Longevity and projection are average.
01st February, 2017
Sleeping with Ghosts reminds me of my grandparents' living room back in my childhood, full of hardback books, 40 years of National Geographic magazines, and their old antique furniture. (What a wonderful ghost to conjure up!) When I put my nose to the sprayer, I smell the fruit and floral notes quite clearly. However, on my skin, the leather takes over completely and mutes everything else. If I put my nose directly to my wrist, I get the creamy vanilla, but I'm projecting only leather around me. I typically don't gravitate toward leather scents, but this is soft enough to be a nice addition to my perfume collection. One star off for price point: unfortunately, at this price, this scent must go to my "immediate disqualification" list, but I surely do appreciate it and will enjoy the sample! Leather lovers: This scent will make you smile! And hey! If your fragrance budget is a bit more generous than mine, than definitely go for this one!
07th April, 2016
Sleeping With Ghosts opens with white musks, an odd "vegetable" note which I suppose is given by quince and "tagetes" – whatever that is – although to me smells more simply like tomato leaves; then a light and restrained vetiver note, vanillin, a light earthy-balsamic breeze and a powdery side comprising some lively and delicate flower notes (I read it's peony). On the base I also detect ambroxan or something similar, some dusty, ambery, slightly animalic but also synthetic note, and a woody accord, most probably – again – a synthetic "all-in-one" aromachemical like cashmeran. After a while it dries from the initial "creaminess" and focuses on the floral-fruity/vegetable accord, always with a sweet base (vanillin) and an increasingly bolder presence of the earthy side, also comprising a subtle salty-mineral note of aldehydes. On the drydown it eventually becomes silky, and a soft, mellow, light leather note appears.

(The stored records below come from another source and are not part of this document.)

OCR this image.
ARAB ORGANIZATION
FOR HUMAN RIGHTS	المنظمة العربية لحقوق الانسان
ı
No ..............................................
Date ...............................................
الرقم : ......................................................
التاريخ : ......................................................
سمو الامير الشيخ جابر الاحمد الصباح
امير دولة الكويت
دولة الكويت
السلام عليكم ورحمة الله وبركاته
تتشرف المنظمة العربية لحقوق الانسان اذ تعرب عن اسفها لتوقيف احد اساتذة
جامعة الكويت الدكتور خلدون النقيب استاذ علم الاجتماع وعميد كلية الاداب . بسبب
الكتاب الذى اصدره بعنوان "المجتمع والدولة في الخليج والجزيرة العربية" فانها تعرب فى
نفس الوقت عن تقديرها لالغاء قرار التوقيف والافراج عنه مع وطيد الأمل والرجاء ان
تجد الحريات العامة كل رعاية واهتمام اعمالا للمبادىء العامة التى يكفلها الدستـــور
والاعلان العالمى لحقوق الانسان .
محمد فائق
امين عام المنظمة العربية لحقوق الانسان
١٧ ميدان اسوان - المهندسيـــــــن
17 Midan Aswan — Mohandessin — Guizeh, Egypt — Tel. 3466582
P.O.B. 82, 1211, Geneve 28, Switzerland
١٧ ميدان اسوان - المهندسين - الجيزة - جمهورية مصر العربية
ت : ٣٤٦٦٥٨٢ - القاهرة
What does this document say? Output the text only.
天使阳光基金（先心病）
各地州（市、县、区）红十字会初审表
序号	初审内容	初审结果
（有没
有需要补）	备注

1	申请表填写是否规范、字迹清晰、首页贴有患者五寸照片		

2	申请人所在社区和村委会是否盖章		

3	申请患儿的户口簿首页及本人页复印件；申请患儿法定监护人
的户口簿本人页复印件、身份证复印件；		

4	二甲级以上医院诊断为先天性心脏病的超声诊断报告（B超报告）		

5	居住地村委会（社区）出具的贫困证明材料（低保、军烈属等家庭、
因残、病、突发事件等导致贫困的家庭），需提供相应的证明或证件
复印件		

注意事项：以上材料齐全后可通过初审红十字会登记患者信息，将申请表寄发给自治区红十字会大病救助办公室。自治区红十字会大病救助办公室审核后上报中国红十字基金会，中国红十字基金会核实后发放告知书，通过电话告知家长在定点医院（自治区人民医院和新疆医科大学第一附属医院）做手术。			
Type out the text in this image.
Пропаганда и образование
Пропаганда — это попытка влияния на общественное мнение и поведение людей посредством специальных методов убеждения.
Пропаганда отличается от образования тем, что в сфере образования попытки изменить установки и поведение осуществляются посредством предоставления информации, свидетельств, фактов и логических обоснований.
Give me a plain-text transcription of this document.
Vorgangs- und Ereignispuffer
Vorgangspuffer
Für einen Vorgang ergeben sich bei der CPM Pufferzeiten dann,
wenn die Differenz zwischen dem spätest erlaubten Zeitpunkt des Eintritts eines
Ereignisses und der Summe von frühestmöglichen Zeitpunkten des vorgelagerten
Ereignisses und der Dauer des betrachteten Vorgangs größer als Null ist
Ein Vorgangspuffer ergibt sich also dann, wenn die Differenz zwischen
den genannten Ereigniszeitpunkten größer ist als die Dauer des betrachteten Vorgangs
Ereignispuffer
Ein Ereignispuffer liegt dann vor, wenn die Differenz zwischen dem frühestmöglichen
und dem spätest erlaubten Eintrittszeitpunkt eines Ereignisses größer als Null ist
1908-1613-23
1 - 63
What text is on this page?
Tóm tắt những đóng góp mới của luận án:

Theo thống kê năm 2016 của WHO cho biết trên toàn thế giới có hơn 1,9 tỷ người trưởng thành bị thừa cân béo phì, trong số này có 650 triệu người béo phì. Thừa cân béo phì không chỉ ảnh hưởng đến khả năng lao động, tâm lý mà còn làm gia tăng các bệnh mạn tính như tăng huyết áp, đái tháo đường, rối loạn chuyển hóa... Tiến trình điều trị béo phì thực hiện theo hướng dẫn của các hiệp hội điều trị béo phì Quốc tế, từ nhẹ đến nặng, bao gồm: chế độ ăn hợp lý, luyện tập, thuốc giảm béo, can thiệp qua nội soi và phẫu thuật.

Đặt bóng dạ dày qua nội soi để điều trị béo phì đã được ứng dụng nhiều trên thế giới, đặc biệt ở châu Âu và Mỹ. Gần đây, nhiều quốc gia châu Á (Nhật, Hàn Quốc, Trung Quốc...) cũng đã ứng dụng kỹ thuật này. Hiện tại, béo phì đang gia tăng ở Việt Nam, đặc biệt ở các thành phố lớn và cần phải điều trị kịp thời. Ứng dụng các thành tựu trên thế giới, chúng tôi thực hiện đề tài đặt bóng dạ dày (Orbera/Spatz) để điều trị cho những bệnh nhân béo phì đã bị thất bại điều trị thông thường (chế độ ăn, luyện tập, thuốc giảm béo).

Longevity is quite poor. To be honest: a pleasant scent, but in my opinion also a bit dull and uninspired, pale and even confused at some points, overall a concoction of average-to-cheap notes with not much to tell (to me, at least).

16th June, 2014
At the first sniff i detect (but it isn't) a sort of peppery orange, sweet spices (i guessed cinnamon) and smooth final creamy vetiver, all  wrapped in a shadowy (overcasted by the dusty spices and a touch of smoke) and sinister atmosphere. Sinister shadowy spicy tuberose? I think  in to myself. Nada... Quince+ tagete+ peonia and the outcome is a strange fruity-floral yummy aroma turned out utterly agreeable by the implementation of vanilla. At the end of the development the leather starts rising up in the sky and is a sort of velvety, silky and shadowy spicy-leather that dances in the bright air of a cold wintery night. The juice is anyway kind of exotic and sultry being perfect for an hot summery night in the riviera. The tagete is a commemorative floral plant utilized in Mexico for the funeral ceremonies and according with my personal experience the mexicans (i've recently been there) live a particular relationship with the death,  exorcising it and demystifying the  pain to that one connected. The death is not exclusively an otherworldly experience but is something earthly which with must we cohabit and that must influence our way of living and our approach with the limitrophe side of the life. Sleeping with ghosts by Mark Buxton is probably intended as an homage to the human and earthly side of the dead. The scent is really elegant, subtle and refined, a delicious spicy fruity-floral with a dark, slightly incensey and leathery side. Compliments.